AS LONG AS YOU USE ALL THE VEGETABLES LISTED, EXACT QUANTITIES ARE NOT ABSOLUTELY NECESSARY

2 onions
3 carrots
3 sticks celery
250 g potatoes
2 zucchini
90 g green beans (frozen whole baby beans are good)
250 g cabbage (a must have)
1/2 cup oil
45 g butter
1 1/4 litres stock (or 1 1/4
litres water and beef stock cubes, refer to packet for number of stock cubes to
1 1/4 litres of water)
2 x 400g cans peeled dices tomatoes
310 g cannellini beans of similar
(I prefer pasta to beans, such as spaghetti broken
into small pieces and rissoni)
salt, pepper

Peel and finely chop onions and carrots, string and finely chop celery, peel and dice potatoes, dice zucchini, shred cabbage.

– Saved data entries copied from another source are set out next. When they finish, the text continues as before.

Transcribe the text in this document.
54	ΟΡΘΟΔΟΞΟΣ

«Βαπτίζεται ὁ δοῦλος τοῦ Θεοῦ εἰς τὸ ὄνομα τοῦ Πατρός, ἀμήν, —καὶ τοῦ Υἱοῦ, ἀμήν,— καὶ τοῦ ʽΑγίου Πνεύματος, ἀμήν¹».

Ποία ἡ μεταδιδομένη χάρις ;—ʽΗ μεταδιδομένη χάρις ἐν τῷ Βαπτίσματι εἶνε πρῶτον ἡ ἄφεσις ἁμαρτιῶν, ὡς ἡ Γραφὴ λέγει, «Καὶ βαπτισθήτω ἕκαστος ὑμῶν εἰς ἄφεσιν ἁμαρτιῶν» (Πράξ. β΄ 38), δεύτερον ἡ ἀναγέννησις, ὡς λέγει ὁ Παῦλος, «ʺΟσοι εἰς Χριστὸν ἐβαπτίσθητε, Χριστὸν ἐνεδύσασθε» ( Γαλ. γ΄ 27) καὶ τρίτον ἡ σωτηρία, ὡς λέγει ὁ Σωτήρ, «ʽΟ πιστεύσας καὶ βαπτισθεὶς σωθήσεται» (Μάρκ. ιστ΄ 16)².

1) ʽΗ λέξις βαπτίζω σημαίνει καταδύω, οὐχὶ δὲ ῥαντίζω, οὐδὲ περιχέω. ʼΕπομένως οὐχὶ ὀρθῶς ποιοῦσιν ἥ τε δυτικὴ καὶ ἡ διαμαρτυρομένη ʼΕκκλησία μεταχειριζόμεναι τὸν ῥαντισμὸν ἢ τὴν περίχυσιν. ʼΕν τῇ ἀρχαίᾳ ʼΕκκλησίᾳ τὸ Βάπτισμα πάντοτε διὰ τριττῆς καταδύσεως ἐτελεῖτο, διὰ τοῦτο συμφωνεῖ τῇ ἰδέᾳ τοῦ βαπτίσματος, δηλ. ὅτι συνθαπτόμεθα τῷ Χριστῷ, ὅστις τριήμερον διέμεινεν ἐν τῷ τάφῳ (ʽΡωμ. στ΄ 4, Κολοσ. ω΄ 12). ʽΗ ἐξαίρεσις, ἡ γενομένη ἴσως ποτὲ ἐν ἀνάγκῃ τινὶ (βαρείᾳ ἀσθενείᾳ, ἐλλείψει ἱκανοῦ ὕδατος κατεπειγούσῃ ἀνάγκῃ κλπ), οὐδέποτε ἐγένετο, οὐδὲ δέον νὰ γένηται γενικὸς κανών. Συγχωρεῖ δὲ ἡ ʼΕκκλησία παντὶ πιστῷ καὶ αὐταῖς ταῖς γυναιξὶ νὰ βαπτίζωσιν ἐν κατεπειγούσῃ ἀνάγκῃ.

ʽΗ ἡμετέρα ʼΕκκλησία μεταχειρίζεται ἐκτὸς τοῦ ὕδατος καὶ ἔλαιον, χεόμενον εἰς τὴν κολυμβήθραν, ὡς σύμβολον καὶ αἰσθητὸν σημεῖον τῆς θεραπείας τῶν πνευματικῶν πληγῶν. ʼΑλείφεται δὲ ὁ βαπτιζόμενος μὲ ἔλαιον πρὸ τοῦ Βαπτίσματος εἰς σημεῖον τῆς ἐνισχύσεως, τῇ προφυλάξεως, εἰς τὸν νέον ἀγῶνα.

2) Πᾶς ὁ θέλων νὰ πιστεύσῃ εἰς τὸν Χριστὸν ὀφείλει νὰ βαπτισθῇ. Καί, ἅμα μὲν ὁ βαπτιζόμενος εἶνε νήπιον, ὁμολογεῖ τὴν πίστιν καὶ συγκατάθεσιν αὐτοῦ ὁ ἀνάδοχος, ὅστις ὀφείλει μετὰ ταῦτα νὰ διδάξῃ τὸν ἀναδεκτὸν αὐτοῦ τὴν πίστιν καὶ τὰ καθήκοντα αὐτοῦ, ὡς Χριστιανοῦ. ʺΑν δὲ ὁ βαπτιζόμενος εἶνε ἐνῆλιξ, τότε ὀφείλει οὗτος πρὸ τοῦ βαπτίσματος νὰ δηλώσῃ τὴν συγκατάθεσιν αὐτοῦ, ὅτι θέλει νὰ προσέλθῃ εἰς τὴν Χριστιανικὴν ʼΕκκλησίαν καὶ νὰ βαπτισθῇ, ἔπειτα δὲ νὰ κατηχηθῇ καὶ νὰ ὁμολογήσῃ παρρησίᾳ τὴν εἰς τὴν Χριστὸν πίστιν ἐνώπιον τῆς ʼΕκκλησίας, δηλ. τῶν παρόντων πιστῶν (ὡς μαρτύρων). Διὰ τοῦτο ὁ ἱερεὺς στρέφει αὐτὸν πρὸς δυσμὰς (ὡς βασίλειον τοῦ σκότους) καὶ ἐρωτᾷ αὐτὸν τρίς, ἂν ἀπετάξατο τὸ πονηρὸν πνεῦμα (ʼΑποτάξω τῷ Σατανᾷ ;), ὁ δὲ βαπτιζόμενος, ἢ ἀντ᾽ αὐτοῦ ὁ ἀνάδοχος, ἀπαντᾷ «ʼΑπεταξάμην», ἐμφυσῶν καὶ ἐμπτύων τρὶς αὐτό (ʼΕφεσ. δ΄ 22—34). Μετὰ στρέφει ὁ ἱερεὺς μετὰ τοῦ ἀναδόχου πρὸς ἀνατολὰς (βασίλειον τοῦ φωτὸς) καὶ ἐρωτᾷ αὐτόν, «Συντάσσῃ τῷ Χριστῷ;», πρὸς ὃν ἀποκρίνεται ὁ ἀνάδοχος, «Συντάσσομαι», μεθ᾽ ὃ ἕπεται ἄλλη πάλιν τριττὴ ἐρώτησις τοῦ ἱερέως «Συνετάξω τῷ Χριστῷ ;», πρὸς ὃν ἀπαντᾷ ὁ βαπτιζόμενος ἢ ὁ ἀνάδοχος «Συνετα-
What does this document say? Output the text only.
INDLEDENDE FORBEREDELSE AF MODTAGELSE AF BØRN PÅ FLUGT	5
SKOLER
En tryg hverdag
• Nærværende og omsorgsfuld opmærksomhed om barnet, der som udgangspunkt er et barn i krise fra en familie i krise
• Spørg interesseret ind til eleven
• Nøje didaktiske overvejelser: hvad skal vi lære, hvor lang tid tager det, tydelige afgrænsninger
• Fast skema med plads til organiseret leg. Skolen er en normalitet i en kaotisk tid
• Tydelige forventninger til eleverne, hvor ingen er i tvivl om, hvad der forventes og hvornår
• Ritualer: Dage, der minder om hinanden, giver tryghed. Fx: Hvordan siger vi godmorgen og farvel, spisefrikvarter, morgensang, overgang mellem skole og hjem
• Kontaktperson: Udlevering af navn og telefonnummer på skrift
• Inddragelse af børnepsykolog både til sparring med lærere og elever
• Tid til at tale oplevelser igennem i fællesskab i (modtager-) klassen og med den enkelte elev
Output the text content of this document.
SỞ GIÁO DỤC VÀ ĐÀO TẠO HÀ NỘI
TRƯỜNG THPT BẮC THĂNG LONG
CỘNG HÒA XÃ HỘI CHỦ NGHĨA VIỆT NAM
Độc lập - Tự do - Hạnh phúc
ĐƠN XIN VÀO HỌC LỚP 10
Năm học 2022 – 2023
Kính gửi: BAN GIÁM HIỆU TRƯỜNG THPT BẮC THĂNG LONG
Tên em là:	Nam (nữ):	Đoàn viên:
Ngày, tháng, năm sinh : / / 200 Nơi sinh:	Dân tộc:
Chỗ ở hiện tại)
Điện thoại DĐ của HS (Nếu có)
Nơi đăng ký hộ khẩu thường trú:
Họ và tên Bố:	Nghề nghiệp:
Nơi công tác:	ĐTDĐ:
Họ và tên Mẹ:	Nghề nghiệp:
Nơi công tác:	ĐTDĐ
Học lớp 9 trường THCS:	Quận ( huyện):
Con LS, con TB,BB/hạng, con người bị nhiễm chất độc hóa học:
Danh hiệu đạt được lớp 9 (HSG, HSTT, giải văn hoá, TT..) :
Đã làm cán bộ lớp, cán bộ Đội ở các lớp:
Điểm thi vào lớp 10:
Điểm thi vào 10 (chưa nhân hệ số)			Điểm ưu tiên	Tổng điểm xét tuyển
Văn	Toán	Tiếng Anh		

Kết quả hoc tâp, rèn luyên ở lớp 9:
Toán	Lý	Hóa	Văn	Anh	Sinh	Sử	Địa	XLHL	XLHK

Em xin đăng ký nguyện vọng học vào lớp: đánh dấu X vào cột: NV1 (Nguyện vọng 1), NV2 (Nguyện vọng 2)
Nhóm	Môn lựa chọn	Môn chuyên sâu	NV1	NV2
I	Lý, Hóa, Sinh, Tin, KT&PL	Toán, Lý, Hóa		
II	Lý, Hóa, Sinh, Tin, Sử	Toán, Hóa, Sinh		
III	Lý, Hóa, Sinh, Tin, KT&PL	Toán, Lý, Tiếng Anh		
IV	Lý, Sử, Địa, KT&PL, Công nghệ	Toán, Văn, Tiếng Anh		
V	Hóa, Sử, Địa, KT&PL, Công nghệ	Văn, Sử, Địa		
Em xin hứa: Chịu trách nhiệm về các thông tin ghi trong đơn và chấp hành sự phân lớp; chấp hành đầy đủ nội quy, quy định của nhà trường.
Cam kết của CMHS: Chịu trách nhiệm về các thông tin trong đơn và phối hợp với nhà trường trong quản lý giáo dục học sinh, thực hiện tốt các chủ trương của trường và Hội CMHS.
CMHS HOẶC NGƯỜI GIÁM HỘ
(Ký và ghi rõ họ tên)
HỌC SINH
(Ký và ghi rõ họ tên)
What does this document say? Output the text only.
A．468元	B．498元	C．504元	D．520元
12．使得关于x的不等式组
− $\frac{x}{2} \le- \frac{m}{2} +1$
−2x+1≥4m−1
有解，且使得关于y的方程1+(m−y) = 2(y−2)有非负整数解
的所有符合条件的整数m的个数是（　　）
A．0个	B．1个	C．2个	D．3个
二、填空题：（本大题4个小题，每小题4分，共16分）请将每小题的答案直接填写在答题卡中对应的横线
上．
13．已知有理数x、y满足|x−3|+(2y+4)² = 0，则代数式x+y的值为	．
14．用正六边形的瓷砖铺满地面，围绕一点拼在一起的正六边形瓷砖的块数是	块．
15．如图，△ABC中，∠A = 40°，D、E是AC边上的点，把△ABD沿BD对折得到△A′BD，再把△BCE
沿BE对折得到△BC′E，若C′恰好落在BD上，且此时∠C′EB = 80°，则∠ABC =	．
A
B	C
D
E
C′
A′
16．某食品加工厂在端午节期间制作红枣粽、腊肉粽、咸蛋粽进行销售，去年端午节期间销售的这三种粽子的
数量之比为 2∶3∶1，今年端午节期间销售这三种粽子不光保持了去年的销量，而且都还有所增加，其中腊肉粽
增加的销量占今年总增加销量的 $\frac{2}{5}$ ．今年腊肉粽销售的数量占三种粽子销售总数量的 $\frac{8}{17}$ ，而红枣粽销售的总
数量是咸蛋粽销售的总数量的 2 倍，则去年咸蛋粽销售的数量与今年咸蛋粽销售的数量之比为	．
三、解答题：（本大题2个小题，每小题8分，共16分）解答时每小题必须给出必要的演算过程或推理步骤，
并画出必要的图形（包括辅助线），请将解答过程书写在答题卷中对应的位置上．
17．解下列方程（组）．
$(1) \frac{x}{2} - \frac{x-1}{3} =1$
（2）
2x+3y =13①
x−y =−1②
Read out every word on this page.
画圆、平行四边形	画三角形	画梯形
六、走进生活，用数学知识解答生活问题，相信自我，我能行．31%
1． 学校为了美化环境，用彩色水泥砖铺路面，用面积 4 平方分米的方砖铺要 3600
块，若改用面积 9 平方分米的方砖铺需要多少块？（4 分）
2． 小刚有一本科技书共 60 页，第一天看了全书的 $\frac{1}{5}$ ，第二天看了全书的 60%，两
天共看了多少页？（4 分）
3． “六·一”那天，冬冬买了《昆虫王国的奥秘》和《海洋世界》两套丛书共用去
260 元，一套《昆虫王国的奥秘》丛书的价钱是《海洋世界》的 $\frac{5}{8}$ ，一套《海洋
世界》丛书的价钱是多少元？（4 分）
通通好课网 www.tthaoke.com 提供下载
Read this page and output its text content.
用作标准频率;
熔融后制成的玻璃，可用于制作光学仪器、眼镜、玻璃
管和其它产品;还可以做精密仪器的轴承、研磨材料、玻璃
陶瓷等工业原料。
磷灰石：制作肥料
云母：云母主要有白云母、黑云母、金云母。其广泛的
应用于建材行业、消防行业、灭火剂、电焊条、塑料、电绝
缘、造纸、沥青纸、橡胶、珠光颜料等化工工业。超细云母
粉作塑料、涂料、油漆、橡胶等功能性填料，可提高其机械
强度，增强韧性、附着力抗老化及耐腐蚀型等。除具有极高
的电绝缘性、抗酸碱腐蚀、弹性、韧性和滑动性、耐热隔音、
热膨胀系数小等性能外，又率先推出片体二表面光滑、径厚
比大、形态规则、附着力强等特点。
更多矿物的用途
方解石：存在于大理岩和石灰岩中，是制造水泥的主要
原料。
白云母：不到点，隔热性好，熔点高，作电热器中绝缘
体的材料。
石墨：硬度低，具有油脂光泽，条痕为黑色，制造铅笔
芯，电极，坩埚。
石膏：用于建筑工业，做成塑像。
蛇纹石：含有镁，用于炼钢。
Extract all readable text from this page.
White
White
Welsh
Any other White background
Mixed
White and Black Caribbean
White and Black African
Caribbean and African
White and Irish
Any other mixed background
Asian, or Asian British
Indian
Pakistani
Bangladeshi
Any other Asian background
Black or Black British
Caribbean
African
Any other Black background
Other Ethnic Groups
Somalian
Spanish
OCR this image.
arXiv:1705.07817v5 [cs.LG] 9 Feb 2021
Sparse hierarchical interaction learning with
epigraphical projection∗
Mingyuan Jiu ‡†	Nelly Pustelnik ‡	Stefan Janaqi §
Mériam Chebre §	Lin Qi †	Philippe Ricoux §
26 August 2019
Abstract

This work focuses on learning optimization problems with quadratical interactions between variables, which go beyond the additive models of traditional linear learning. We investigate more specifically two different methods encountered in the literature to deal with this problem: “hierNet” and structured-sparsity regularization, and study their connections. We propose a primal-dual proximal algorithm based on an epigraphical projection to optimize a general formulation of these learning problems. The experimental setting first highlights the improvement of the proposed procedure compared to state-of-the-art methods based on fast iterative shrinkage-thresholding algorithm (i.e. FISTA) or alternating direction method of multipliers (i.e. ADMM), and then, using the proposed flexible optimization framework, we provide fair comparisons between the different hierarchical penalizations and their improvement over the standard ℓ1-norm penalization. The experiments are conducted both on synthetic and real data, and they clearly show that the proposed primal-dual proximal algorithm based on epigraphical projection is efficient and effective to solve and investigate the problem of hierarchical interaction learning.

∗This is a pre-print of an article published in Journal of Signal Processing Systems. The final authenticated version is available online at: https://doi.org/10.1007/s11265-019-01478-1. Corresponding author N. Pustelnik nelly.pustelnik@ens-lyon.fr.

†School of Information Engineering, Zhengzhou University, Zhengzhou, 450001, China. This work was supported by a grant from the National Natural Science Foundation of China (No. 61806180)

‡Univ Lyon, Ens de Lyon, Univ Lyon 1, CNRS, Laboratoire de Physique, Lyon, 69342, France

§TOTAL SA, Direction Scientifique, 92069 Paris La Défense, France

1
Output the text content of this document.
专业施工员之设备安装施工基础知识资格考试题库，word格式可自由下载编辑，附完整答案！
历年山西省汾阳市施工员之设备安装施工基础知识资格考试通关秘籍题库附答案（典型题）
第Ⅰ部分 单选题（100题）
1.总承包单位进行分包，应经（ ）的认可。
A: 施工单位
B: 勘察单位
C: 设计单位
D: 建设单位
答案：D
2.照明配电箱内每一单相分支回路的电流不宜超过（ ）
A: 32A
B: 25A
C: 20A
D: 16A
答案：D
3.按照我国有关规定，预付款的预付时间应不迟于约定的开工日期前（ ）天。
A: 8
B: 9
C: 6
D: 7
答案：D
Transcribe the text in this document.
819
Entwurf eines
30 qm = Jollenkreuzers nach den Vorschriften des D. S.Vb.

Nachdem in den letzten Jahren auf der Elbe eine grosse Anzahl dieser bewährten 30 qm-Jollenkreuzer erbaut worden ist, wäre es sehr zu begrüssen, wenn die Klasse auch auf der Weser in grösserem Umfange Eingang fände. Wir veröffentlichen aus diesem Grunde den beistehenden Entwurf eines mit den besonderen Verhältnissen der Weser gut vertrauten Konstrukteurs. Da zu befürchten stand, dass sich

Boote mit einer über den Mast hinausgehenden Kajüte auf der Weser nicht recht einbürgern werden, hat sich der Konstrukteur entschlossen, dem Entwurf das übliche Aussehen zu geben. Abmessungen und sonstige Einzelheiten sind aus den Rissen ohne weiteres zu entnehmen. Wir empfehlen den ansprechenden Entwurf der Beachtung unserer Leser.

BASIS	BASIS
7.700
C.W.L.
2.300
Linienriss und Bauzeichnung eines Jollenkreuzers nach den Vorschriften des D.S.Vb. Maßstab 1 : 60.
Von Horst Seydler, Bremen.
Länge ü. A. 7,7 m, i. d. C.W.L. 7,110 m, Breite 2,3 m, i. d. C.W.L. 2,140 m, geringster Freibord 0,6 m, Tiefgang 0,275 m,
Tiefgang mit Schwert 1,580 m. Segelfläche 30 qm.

Heat oil and butter in large pan, add onions, cook over medium heat until they are golden brown. Add carrots, cook 2 - 3 minutes, stirring occasionally, add the potatoes and celery stirring occasionally. Stir in stock, or crumbled stock cubes and water and undrained tomatoes. Bring to boil, reduce heat, cover, and simmer for 1 1/2 - 2 hours or until vegetables are cooked and liquid has reduced slightly. Add the zucchini and cabbage and the frozen beans. Cook for another 15 minutes then add the cannellini beans (or pasta). Season with pepper and serve with grated parmesan cheese.